The single most critical value in any terrestrial carbon (C) sequestration budget is the net primary production. The biggest unknown in determining C sequestration is the allocation, production, respiration, mortality and decomposition of soil organisms. We developed and are refining a new observation/sensor platform, the enhanced automated minirhizotron (EAMR) which, when coupled to a soil sensor network, provides detailed data on soil C budgets, for studying terrestrial ecosystems. We designed and built an in situ, automated minirhizotron (AMR) system around USB-port microscopes, which we could network to allow for high-resolution imagery, high repeatability, and continuous observations that could be integrated with networked sensor data. We propose to make design improvements that will provide for greater flexibility for an individual PI in the types of imaging that can be undertaken. Our objectives in Phase I are to (1) Explore alternative potential filters to vary the light source, including fluorescence capability and an 880nm wavelength that would eliminate algal growth on the tube surface; (2) Determine the feasibility of 3-D imaging of soil processes to improve the identification ability from images; (3) Further develop, code and integrate root analysis into our already existing RootView web-based software. (4) Complete Cost Reduction alterations and other enhancements that will result in a commercially workable soil observing system.
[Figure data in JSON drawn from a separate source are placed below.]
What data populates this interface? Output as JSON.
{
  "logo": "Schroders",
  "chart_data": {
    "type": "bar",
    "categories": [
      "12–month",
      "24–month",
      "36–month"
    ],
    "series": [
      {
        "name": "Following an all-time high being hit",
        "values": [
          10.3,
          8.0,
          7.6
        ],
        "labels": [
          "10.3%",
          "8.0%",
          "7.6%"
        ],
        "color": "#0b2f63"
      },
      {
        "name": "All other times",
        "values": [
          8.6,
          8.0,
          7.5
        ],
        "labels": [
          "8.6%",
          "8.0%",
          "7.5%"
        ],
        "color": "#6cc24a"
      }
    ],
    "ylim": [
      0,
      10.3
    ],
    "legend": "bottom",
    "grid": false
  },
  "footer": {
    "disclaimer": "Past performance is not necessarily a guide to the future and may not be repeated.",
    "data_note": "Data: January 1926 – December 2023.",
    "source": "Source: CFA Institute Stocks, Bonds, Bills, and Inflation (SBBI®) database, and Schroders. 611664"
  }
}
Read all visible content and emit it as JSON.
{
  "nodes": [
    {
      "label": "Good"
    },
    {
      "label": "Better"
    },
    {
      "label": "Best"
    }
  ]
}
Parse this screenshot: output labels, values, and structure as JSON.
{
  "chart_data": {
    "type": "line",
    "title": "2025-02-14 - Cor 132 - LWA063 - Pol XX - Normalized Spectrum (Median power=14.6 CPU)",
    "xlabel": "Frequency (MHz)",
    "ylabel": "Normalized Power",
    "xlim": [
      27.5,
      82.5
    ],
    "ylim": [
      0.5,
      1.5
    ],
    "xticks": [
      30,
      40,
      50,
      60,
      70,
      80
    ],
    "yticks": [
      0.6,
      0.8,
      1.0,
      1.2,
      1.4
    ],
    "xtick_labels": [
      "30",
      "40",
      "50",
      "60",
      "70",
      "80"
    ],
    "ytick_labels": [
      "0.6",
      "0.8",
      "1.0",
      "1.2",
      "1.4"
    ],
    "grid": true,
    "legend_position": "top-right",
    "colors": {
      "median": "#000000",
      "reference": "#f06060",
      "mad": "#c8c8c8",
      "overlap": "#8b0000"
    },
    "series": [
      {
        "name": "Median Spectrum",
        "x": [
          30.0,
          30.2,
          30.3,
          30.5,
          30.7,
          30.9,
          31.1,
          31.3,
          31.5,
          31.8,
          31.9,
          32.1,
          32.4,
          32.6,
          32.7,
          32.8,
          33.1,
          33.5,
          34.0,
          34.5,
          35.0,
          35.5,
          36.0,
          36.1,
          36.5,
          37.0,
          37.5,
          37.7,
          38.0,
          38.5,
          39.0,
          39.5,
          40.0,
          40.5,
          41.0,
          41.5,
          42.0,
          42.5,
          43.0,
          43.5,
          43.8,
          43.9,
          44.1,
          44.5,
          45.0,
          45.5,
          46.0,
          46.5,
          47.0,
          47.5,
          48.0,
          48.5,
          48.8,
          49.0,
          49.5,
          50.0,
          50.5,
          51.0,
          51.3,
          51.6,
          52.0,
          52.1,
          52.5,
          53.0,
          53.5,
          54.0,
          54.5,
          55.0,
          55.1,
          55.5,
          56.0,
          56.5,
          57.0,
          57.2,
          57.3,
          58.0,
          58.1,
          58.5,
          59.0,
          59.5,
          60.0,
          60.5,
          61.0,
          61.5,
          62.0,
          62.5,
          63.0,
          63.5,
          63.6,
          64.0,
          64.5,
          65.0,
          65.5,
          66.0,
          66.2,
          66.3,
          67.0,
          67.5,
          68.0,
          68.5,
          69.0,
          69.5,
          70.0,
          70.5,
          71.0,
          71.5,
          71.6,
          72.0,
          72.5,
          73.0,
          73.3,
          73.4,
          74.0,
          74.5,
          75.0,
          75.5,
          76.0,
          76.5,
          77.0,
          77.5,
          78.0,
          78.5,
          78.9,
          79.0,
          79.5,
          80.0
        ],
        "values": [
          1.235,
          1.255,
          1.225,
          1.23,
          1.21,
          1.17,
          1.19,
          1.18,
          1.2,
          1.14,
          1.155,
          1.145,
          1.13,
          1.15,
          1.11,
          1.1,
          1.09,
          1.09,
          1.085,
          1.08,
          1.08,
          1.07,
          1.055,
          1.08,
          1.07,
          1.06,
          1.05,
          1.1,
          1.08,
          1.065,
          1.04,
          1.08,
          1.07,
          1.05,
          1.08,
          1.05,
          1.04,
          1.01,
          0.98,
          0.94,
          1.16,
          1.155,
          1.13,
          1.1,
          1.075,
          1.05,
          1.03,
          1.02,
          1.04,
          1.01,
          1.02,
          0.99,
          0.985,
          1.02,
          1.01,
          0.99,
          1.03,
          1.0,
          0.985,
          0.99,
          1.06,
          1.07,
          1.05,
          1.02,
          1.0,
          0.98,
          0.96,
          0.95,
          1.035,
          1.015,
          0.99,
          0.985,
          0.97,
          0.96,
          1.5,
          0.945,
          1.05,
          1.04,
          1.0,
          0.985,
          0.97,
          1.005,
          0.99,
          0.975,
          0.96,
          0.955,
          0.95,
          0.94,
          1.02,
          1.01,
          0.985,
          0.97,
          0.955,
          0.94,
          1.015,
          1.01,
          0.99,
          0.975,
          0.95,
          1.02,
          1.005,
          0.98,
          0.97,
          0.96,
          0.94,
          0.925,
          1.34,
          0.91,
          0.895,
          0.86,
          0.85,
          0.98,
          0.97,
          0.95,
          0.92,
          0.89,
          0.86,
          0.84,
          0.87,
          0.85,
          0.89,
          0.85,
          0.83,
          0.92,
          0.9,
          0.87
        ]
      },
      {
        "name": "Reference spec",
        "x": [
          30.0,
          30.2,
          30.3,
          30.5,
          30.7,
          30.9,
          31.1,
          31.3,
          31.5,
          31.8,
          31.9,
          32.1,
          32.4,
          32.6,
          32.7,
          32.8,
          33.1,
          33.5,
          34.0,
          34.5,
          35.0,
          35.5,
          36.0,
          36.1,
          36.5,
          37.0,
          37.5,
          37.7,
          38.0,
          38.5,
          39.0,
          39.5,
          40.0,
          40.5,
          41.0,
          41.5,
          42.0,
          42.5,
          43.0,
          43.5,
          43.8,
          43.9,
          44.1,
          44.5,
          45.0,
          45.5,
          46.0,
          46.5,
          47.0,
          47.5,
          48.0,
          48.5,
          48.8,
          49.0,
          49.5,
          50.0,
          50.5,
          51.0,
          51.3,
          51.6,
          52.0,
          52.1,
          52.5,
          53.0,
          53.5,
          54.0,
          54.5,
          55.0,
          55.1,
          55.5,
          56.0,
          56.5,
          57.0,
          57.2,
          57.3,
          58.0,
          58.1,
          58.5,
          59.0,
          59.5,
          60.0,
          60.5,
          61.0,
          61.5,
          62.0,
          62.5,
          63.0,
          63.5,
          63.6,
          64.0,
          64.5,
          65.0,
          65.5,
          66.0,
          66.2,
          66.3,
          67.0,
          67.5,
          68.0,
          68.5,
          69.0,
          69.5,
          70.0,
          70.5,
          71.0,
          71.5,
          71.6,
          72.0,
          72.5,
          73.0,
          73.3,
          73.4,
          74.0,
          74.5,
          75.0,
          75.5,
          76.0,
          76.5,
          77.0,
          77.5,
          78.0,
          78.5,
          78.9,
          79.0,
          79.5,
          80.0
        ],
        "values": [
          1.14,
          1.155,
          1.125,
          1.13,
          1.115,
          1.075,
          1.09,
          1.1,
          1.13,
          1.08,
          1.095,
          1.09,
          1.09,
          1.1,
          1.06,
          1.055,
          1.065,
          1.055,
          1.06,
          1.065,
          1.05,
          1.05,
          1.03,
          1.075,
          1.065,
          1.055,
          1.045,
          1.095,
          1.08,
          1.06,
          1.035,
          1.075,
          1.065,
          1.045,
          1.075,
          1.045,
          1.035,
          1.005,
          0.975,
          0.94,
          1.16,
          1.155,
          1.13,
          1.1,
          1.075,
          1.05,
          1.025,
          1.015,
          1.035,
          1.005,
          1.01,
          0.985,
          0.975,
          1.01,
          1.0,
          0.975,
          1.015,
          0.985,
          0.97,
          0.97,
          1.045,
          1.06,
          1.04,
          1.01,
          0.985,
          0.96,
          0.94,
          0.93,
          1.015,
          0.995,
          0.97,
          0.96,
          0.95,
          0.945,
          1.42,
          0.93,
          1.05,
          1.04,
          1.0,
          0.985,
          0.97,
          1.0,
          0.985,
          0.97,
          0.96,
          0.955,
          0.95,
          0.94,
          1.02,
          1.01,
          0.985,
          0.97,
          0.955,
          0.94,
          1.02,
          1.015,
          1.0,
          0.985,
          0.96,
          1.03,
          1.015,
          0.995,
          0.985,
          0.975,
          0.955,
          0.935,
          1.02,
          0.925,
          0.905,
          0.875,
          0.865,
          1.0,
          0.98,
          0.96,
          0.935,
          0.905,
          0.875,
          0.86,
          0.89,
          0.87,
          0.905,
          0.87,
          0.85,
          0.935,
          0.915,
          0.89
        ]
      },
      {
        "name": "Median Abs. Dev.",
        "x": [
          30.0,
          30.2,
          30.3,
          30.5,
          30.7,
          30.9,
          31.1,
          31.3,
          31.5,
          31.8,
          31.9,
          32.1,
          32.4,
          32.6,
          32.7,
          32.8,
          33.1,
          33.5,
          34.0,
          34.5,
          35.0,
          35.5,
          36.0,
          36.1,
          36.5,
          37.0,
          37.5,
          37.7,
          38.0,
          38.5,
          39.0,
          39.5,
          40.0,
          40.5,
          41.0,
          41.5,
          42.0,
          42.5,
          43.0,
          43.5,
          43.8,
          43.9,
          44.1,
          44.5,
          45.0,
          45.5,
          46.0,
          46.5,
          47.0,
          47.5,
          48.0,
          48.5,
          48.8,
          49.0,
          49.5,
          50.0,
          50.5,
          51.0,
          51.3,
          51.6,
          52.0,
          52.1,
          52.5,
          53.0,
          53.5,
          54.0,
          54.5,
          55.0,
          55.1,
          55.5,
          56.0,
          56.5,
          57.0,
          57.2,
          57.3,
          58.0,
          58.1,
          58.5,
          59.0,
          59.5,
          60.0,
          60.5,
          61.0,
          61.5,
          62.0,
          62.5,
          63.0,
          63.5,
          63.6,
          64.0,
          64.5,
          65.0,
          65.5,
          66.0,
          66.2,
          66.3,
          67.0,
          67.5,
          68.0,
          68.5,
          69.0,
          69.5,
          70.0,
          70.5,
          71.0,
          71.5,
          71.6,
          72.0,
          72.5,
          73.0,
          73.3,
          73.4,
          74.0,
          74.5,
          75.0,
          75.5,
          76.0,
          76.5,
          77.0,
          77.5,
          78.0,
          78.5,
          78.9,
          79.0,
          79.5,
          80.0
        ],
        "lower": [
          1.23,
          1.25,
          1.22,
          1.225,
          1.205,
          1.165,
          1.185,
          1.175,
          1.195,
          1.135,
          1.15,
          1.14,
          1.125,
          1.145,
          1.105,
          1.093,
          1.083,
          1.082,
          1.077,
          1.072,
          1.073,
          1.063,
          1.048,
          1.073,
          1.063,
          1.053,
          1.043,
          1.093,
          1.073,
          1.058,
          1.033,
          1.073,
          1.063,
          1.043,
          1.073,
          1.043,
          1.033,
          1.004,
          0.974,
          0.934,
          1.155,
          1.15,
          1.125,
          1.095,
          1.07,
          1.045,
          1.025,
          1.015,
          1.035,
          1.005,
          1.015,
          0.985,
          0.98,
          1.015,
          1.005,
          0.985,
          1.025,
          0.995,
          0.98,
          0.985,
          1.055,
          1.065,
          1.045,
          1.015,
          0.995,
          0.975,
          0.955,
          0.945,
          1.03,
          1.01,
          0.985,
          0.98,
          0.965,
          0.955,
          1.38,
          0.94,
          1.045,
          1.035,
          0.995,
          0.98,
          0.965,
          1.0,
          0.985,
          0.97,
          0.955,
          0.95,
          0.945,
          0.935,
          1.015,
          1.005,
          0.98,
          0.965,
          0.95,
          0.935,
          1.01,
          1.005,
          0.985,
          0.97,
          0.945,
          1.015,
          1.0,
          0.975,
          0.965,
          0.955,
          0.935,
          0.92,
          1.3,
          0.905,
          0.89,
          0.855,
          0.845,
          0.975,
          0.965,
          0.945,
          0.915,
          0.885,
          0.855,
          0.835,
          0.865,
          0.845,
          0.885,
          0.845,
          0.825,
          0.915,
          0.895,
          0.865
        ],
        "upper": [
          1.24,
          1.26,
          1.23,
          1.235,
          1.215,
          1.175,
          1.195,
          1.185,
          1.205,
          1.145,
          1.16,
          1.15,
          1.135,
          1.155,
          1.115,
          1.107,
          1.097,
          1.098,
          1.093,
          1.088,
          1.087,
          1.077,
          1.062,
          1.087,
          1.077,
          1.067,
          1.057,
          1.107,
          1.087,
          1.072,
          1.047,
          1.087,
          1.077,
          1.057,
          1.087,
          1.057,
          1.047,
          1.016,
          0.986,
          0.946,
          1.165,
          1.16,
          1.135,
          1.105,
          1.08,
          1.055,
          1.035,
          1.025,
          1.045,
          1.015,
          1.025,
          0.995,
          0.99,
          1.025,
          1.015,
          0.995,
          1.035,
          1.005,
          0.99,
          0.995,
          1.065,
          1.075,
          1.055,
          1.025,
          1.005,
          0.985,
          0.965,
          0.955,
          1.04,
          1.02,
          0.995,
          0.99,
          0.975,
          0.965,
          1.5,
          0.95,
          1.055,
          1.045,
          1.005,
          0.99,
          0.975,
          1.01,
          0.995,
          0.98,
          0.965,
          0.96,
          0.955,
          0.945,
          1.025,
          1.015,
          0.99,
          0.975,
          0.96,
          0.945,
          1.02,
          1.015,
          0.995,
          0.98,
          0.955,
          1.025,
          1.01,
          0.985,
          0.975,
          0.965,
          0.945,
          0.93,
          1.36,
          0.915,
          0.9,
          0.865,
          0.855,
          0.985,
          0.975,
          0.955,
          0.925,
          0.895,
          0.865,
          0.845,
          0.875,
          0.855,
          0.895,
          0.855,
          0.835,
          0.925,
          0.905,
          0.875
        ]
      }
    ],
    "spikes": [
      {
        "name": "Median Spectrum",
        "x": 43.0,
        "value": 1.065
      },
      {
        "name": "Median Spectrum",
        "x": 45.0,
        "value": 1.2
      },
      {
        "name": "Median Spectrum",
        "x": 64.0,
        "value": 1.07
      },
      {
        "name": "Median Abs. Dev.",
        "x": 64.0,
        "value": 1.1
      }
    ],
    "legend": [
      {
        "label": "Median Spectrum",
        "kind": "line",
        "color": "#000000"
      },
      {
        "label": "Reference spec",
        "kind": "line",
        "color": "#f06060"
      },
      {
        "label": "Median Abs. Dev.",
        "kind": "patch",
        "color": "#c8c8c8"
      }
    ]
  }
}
The Phase I (and Phase II goals) are to complete both hardware and software AMR systems that can obtain observing and sensing system-based data for tracking the dynamics of soil organism (fine roots, fungi, soil animals) and determining terrestrial C budgets. Commercial Applications and Other Benefits: We designed the worlds first automated minirhizotron for continuously observing roots and microorganisms at microscopic levels, that we coupled to arrayed rhizosphere soil sensor systems that continuously measures soil conditions (http://ccb.ucr.edu/amarss.html, http://www.rhizosystems.com/). Using this system, we are able to observe the infection process of symbiotic mycorrhizal and parasite infection in roots in the field. These same technologies can be readily applied to understanding disease progression and control by biological control products, by monitoring disease fungal growth and infection of test plants. This technology can be used by researchers in agriculture, forestry, and wildland management.